Government halts rescue work, begins refilling trench
Hubli: The seven-day operation to extract the six-year-old Timmanna Hatti, who is trapped in 160-foot borewell in Sulikeri village of Bagalkot district, ended with the government deciding to stop the rescue operation on Saturday.
After a meeting with the villagers and various organisations, the administration has started refilling the trench that was dug parallel to the borewell. The meeting also decided to return the farm land to the boy’s father Hanumanthappa in its original form by dumping on its surface around 100 lorry loads of fertile soil from lake basins to facilitate him to take up agriculture activity.
The government announced Rs 5 lakh compensation to the boy’s family and free education to the two daughters.

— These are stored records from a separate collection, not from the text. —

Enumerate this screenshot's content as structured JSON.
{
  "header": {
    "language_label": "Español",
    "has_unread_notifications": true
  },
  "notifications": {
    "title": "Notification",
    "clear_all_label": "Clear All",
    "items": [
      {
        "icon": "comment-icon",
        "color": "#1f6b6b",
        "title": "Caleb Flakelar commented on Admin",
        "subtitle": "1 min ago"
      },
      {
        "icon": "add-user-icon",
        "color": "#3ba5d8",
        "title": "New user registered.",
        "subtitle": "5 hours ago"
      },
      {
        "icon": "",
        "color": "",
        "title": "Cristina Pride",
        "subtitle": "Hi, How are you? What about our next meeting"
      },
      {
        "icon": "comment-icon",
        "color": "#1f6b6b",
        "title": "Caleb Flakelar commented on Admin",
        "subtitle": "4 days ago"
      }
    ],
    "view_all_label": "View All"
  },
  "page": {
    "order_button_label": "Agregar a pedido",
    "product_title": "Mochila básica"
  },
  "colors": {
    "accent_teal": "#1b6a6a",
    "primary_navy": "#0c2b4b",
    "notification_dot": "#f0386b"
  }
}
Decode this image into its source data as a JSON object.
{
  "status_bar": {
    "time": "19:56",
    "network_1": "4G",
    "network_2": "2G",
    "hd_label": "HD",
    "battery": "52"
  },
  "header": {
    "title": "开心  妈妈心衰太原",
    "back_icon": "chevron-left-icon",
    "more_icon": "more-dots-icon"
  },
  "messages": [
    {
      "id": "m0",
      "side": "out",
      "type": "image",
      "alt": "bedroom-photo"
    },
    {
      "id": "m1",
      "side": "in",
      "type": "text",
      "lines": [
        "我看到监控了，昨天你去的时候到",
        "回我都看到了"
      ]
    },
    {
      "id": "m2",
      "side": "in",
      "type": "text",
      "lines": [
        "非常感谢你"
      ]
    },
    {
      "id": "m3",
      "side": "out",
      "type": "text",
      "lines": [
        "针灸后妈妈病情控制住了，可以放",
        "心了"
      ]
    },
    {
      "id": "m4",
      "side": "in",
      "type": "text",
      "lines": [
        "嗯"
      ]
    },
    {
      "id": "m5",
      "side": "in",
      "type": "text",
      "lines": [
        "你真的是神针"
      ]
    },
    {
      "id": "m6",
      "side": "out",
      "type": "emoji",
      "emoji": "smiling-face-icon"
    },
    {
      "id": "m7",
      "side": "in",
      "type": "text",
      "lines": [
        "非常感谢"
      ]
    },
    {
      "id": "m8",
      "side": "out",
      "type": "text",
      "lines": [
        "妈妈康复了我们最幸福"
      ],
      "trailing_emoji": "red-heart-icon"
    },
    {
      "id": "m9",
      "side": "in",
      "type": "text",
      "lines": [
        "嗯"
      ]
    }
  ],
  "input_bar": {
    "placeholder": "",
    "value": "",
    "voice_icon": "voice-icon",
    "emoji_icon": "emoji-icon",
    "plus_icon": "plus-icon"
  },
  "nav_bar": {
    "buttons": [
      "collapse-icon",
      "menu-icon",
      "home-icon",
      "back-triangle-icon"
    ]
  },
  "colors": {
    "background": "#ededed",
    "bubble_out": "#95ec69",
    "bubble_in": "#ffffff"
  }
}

It withdrew the decision to lodge criminal cases against Gram Panchayat members and officials.
Lauding the efforts made by the officials to rescue the boy, district in-charge minister S.R. Patil said that he will get legal opinion from the Advocate-General on the legal implications of stopping the rescue work.
The boy’s family, meanwhile, has decided to perform Timmanna’s last rites at borewell site.
“We have stopped the digging operation as it will take weeks to complete the rescue operation because of several complications involved. Also, rescue teams had expressed fears that the vertical wall created at the spot after the digging work would collapse,” Mr Patil said. Forensic expert Ashok Kumar Shetty, who inspected the borewell, said that the boy would have died three to four days ago.
Countless borewells unaccounted-for
- The Rural Development section and the Panchayat Raj Department of the Davangere district has no statistics of the number of borewells which had been dug in the fields by farmers and no record of the number of defunct borewells to be sealed.
- Sources say that in the engineering department of the zilla panchayat, as many as 8,600 borewells have been dug in the district for drinking water. Of these, about 4,000 are working and the remaining borewells have become defunct. However, officials are tight-lipped over the sealing of defunct borewells.